Griffith, also director of the Volen National Center for Complex Systems, studies the biochemistry of behavior.
Her lab investigates how the nervous system integrates information and generates behavioral outputs on a biochemical, cellular and organism level using a species of fly, Drosophila melanogaster.
Griffith’s pioneering research with flies has opened up new insight into the human brain. Flies, like humans, have basic behaviors that can be altered by the animal’s internal state or by exposure to external cues. Griffith’s lab uses video and automated monitoring systems to assess locomotion, circadian rhythms, sleep and memory formation. Her work integrates these whole-animal data with information from the cellular and biochemical levels to build a multi-level understanding of how the brain uses experience to modify behavior.
"It is really a terrific honor to be invited to be part of such an august group. Today more than ever it is important to remember that basic research is the foundation of all progress, and being recognized as a contributor means a lot to me."
Chakraborty is a theoretical condensed matter physicist whose pioneering research on principles that govern fluctuations and response in non-thermal systems has opened up new insights into the plethora of systems that explore configuration space without any thermal motion. These are complex systems that occur ubiquitously in nature and industry, but whose fluctuations fall outside the paradigm of existing statistical mechanics frameworks. One of her most notable contributions is the establishment of a rigorous theory of rigidity in non-thermal solids. The crucial aspect of this emergent elasticity of non-thermal amorphous solids is that the elasticity does not emerge from broken symmetry but is a consequence of a gauge-theory pinned by a “Gauss’s law” that follows from the constraints of force and torque balance. This theory establishes a new paradigm for long-range correlations and rigidity of solids.
The letter informing Chakraborty of her election to the The Academy arrived on the opening night of the Off-Broadway play “Rheology,” in which she performs with her son, Shayok Misha Chowdhury.

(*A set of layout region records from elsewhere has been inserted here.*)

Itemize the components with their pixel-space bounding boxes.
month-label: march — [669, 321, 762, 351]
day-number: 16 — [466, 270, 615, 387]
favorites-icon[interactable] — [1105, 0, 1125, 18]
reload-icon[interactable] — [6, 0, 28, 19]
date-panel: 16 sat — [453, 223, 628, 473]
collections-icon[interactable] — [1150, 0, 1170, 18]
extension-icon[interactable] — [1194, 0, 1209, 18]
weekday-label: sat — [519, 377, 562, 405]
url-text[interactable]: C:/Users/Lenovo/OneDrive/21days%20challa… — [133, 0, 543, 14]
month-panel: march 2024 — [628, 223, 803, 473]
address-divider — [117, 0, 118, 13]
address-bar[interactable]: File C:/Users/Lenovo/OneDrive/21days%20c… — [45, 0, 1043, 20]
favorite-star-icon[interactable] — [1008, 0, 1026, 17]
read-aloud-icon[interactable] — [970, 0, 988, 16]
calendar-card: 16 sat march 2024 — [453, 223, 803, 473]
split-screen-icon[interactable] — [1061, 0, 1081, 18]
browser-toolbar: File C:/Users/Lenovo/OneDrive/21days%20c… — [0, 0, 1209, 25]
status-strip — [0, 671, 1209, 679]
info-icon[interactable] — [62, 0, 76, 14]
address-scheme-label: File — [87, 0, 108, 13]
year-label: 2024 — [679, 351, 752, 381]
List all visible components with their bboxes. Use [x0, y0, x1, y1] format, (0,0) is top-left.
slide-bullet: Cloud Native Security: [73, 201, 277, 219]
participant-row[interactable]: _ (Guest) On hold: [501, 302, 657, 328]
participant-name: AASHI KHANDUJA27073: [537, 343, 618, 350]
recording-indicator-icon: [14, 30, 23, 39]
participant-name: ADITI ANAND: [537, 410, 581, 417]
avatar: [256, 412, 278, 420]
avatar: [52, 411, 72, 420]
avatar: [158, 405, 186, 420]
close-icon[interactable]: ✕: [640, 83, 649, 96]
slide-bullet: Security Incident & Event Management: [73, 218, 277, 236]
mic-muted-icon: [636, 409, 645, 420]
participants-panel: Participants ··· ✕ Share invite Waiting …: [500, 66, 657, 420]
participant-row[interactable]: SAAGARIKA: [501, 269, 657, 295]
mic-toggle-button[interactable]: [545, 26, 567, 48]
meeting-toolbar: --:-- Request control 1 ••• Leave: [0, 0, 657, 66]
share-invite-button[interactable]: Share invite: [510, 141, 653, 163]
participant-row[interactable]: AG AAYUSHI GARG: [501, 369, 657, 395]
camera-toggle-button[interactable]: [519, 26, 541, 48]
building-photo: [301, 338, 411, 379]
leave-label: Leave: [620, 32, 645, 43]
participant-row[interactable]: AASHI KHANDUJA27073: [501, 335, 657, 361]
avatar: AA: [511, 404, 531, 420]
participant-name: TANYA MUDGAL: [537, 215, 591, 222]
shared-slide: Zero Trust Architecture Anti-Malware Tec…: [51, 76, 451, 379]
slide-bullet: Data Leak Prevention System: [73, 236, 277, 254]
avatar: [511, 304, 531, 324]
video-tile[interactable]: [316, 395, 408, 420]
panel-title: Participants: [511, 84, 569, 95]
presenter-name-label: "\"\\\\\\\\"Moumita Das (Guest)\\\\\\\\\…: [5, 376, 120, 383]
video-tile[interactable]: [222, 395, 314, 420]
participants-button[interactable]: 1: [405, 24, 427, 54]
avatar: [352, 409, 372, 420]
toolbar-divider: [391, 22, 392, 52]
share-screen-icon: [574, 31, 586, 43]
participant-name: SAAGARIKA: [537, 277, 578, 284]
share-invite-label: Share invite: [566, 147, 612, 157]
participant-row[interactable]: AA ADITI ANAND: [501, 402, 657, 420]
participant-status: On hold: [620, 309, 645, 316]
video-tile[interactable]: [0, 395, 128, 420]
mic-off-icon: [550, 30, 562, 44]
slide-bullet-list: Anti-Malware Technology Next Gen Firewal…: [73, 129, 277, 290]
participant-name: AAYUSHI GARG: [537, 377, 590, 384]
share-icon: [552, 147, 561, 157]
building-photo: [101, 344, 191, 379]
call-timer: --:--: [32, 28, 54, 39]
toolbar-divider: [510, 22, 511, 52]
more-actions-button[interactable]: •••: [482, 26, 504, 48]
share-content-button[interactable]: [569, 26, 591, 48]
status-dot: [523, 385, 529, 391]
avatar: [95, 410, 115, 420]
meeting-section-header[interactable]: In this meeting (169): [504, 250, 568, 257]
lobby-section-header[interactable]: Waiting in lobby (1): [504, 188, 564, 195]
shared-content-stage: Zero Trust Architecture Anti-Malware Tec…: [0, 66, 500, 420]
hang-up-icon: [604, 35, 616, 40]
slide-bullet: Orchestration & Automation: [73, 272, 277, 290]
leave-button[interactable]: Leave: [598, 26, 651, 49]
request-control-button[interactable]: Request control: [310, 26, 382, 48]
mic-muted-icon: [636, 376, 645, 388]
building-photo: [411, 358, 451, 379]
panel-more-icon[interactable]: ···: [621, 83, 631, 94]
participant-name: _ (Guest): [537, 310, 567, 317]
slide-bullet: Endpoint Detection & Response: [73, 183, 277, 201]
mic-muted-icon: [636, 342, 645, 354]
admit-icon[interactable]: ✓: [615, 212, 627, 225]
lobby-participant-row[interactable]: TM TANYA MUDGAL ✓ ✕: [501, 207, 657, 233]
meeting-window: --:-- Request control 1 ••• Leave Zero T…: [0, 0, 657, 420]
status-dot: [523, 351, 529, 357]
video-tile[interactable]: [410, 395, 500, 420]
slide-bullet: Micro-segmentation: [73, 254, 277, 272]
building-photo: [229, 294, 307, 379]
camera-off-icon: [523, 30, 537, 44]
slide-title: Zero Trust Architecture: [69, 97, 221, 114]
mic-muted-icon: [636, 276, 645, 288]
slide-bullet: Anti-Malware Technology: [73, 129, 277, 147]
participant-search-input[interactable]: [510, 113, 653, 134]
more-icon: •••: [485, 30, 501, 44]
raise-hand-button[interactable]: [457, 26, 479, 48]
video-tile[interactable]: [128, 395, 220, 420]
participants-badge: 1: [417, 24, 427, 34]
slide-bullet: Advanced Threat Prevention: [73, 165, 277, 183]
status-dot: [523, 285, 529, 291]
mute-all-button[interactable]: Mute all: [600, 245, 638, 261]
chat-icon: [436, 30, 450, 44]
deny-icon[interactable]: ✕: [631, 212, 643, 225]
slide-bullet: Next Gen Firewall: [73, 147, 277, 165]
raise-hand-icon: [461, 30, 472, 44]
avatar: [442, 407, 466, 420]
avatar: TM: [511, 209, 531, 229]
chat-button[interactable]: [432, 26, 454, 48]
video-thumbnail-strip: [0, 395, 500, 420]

The play has received national attention and awards, including an Obie award, the premier honors for Off-Broadway productions.
“Today, I am being honored as a physicist, which has been my love for the last fifty years, and whose challenges still keep me awake at night,” Chakraborty said. “I will treasure this honor as a reminder of what a splendid journey this has been.”
The American Academy of Arts and Sciences, chartered in 1780, was established to recognize accomplished individuals and engage them in addressing the greatest challenges facing the young republic. The first members elected to the Academy include George Washington, who said – in his first annual message to Congress in 1790 – “Knowledge is in every country the surest basis of public happiness.”